Брат всегда смеялся над моим именем, потому, что меня это злило, и это меня злило еще больше! Детские обиды, ревность и поруганное чувство справедливости, когда отец поддерживал Диамандо, несмотря на мои жалобы, сделали свое дело.
Мы сцепились в исходящий руганью и рычанием клубок, поднимая пыль и издавая дикие звуки не свойственные ни одному более-менее цивилизованному существу. Рульф кинулся с лаем мне на помощь и укусил за ногу Диамандо. Тот, лягнул пса, а мне отвесил затрещину, от которой потемнело в глазах. Отец нас разнял. Разнял одним спокойным словом. Просто сказал, чтобы мы остановились, и мы послушались. Больше не дрались и не разговаривали друг с другом. Это казалось лучшим, что мы могли сделать…
Диамандо прятался от долгов. Он, естественно, не признавался в этом – как обычно держал марку. Но я все понял. Слишком хорошо я знаю брата. Бабушка и отец, как обычно, сжалились над моим непутевым братцем и собрали для него немного денег. Я выругался про себя, но спорить со старшими не стал – смирился уже с тем, что брату все и всегда достается легко. И глядя, как родня прощает ему долги, да еще и денег подкидывает, я уже не завидовал и не обижался.
Наконец, довольный Диамандо собрался нас покинуть. Непонятно зачем и почему отец отправил меня в город вместе с ним, объявив, что пора мне научиться уму разуму, жить самостоятельно. Не знаю, чего добивался мой родитель. Хотел ли он сдружить меня с братом, или, напротив, наказать отлучением от дома за несговорчивый характер, то мне не ведомо. Однако, в результате одного короткого неприятного разговора, решение было принято, и я отправился паковать свои вещи, с легкостью уместившиеся в потрепанный рюкзак.
Мне ужасно не хотелось уходить из Мусорной Сопки, но отец был непреклонен.
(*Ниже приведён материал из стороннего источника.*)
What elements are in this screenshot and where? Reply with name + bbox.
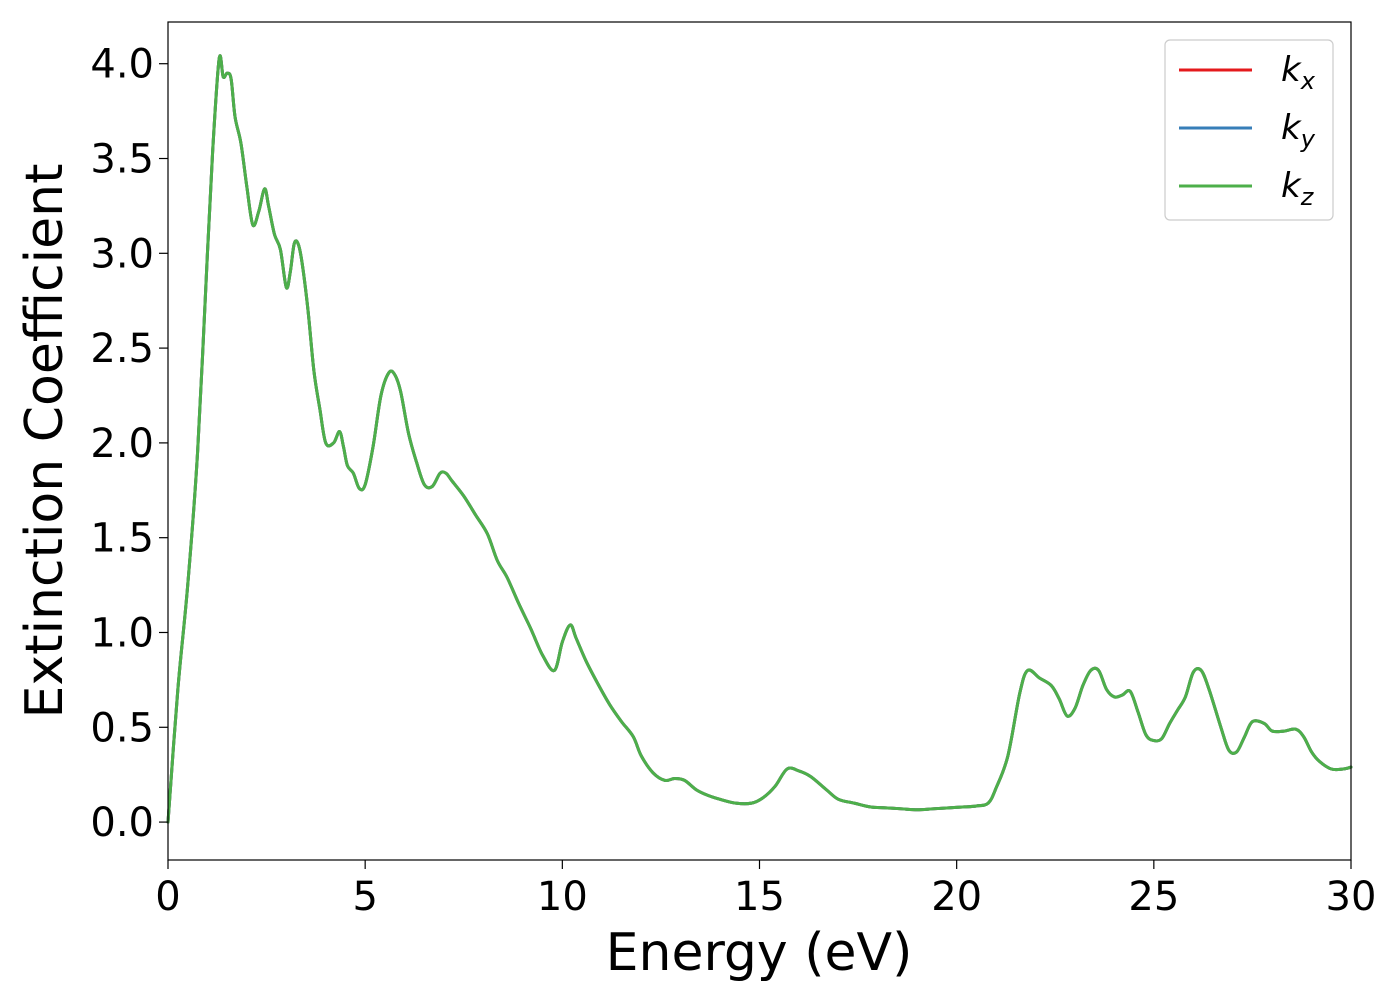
y-tick-label: 0.0 — [90, 800, 154, 846]
legend-label-k-y: ky — [1281, 108, 1316, 153]
x-tick-label: 5 — [352, 874, 377, 920]
x-tick-label: 15 — [734, 874, 785, 920]
legend-label-k-x: kx — [1281, 50, 1316, 95]
y-tick-label: 2.0 — [90, 421, 154, 467]
y-axis-title: Extinction Coefficient — [15, 164, 75, 719]
y-tick-label: 3.0 — [90, 231, 154, 277]
x-tick-label: 20 — [931, 874, 982, 920]
x-tick-label: 30 — [1326, 874, 1377, 920]
x-tick-label: 0 — [155, 874, 180, 920]
plot-background — [168, 22, 1351, 860]
y-ticks: 0.0 0.5 1.0 1.5 2.0 2.5 3.0 3.5 4.0 — [90, 42, 168, 846]
y-tick-label: 3.5 — [90, 137, 154, 183]
legend-label-k-z: kz — [1281, 166, 1315, 211]
x-tick-label: 25 — [1128, 874, 1179, 920]
y-tick-label: 1.0 — [90, 610, 154, 656]
y-tick-label: 1.5 — [90, 516, 154, 562]
y-tick-label: 2.5 — [90, 326, 154, 372]
x-tick-label: 10 — [537, 874, 588, 920]
series-layer — [166, 54, 1353, 824]
y-tick-label: 0.5 — [90, 705, 154, 751]
x-axis-title: Energy (eV) — [606, 923, 913, 983]
series-line-k-z — [166, 54, 1353, 824]
legend: kx ky kz — [1164, 39, 1334, 221]
x-ticks: 0 5 10 15 20 25 30 — [155, 860, 1376, 920]
legend-box — [1164, 39, 1334, 221]
y-tick-label: 4.0 — [90, 42, 154, 88]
Итак, за плечами у меня лежала пара книг по истории, моток проволоки, крестовая отвертка и пара неисправных раций, которые я накануне собирался починить. Сам я, в сопровождении Рульфа, плелся метрах в пяти от брата, который также как и я пребывал в весьма дурном настроении.
Мы миновали свалку и углубились в лес. Шли молча, не обращая внимания друг на друга. Наш путь лежал в сторону железнодорожной станции, куда, продираясь через густые заросли и бурелом, раз в две недели прибывал поезд.
Поезд. Для нас, местных жителей, он был символом свободы и благополучия. Таинственный поезд, который появлялся ниоткуда и уносился вникуда. Иногда на нем приезжали люди из других городов. Они привозили газеты и книги и продавали их местным перекупщикам. Я сам ездил на поезде пару раз в жизни. Отец брал меня на рынок, который находился в большом поселке, что по дороге на Новый Бомбей.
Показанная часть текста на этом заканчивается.